The Oba’s comment came a few days after the self-acclaimed activist, Sunday Adeyemo (aka Sunday Igboho) declared that Yoruba would no longer be a part of Nigeria.

With this, Sunday Igboho’s spokesperson, Olayomi Koiki, did a video, wherein he attacked the Alake, with a threat that angry Yoruba youths would invade his palace because he did not support the secession plan.

Aside from Koiki, many individuals called out the monarch on social media for his comment, which they interpreted as tackling Sunday Igboho.

On Thursday evening, Egba kings, chiefs, women leaders and traders trooped out to tell the Paramount Ruler that they were behind him.

Reports that the verbal attack on Alake was described by the Osi Egba, High Chief Bode Mustapha, as unwarranted, ill-advised and a desecration of the Yoruba’s respect for the truth, the royalty and the elders.

Egba Women Chiefs and market leaders, who were led by Iyalode Alaba Lawson, were at the Ake Palace in Abeokuta to show solidarity and renew their loyalty to the king.

Represented by the Otun Iyalode, Lawson told the Alake to continue to stand by his clarion call for justice and peace, not only in Egbaland, but also in Nigeria, saying “we don’t want war in Egbaland.”

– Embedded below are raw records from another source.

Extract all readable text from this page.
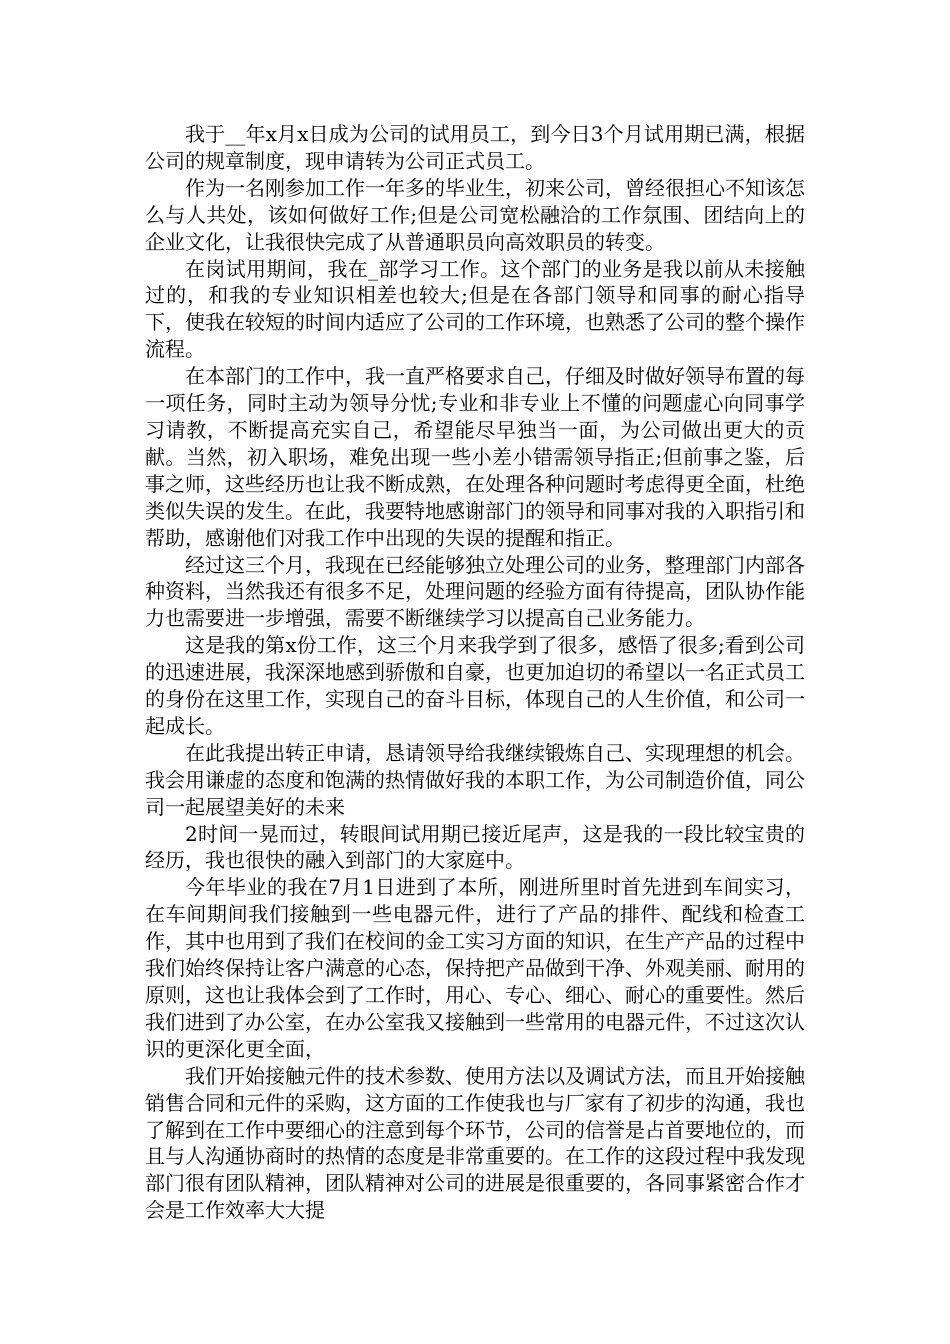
我于__年x月x日成为公司的试用员工，到今日3个月试用期已满，根据公司的规章制度，现申请转为公司正式员工。

作为一名刚参加工作一年多的毕业生，初来公司，曾经很担心不知该怎么与人共处，该如何做好工作;但是公司宽松融洽的工作氛围、团结向上的企业文化，让我很快完成了从普通职员向高效职员的转变。

在岗试用期间，我在_部学习工作。这个部门的业务是我以前从未接触过的，和我的专业知识相差也较大;但是在各部门领导和同事的耐心指导下，使我在较短的时间内适应了公司的工作环境，也熟悉了公司的整个操作流程。

在本部门的工作中，我一直严格要求自己，仔细及时做好领导布置的每一项任务，同时主动为领导分忧;专业和非专业上不懂的问题虚心向同事学习请教，不断提高充实自己，希望能尽早独当一面，为公司做出更大的贡献。当然，初入职场，难免出现一些小差小错需领导指正;但前事之鉴，后事之师，这些经历也让我不断成熟，在处理各种问题时考虑得更全面，杜绝类似失误的发生。在此，我要特地感谢部门的领导和同事对我的入职指引和帮助，感谢他们对我工作中出现的失误的提醒和指正。

经过这三个月，我现在已经能够独立处理公司的业务，整理部门内部各种资料，当然我还有很多不足，处理问题的经验方面有待提高，团队协作能力也需要进一步增强，需要不断继续学习以提高自己业务能力。

这是我的第x份工作，这三个月来我学到了很多，感悟了很多;看到公司的迅速进展，我深深地感到骄傲和自豪，也更加迫切的希望以一名正式员工的身份在这里工作，实现自己的奋斗目标，体现自己的人生价值，和公司一起成长。

在此我提出转正申请，恳请领导给我继续锻炼自己、实现理想的机会。我会用谦虚的态度和饱满的热情做好我的本职工作，为公司制造价值，同公司一起展望美好的未来

2时间一晃而过，转眼间试用期已接近尾声，这是我的一段比较宝贵的经历，我也很快的融入到部门的大家庭中。

今年毕业的我在7月1日进到了本所，刚进所里时首先进到车间实习，在车间期间我们接触到一些电器元件，进行了产品的排件、配线和检查工作，其中也用到了我们在校间的金工实习方面的知识，在生产产品的过程中我们始终保持让客户满意的心态，保持把产品做到干净、外观美丽、耐用的原则，这也让我体会到了工作时，用心、专心、细心、耐心的重要性。然后我们进到了办公室，在办公室我又接触到一些常用的电器元件，不过这次认识的更深化更全面，

我们开始接触元件的技术参数、使用方法以及调试方法，而且开始接触销售合同和元件的采购，这方面的工作使我也与厂家有了初步的沟通，我也了解到在工作中要细心的注意到每个环节，公司的信誉是占首要地位的，而且与人沟通协商时的热情的态度是非常重要的。在工作的这段过程中我发现部门很有团队精神，团队精神对公司的进展是很重要的，各同事紧密合作才会是工作效率大大提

She assured the revered monarch that the entire Egba women were solidly behind him, saying it is only those looking for the wrath of God and Egba people that would speak ill of Oba Gbadebo.

In her words, the Iyaloja of Egba, Chief Kemi Oloyede, emphasised that “Egba traders will never allow social media miscreants to insult our revered monarch, in whatever circumstances”, adding that only uncultured people would insult an Oba.

In the same vein, Egba traditional rulers, swore to always “defend the good name and the integrity of the Alake.”

The Olu of Itori, Oba AbdulFatai Akamo said this when he led a group of Egba Obas and Baales to pay homage to the Alake.

Oba Akamo stated that the Alake should not be bothered by what he called the “misguided utterances of social media hoodlums”, who he said had no other business than to spread fake news and engage in “anti-social behaviour and irresponsible cultural attitude to their community leaders.”

Akamo warned those peddling fake news and making disrespectful statements about the Alake to immediately desist or “be ready to face self-inflicted cultural destruction.”

Responding, Oba Gbadebo thanked the Egba women, Obas, Baales, individual visitors, callers as well as Egba High Chiefs for their support to pursue truth and integrity.

He stressed that it was not those who rightly or wrongly caused a war that suffered calamities, but the innocent, especially women, children and the aged.

He added that in spite of the many challenges facing the nation, Nigeria would be better if leaders can sit together to talk sincerely with the fear of God, saying “it is better off to jaw-jaw than to war-war.”

He seized the occasion to call on political leaders, the youth, and religious bodies to remember that they had been called by God to lead Nigeria in peace and justice.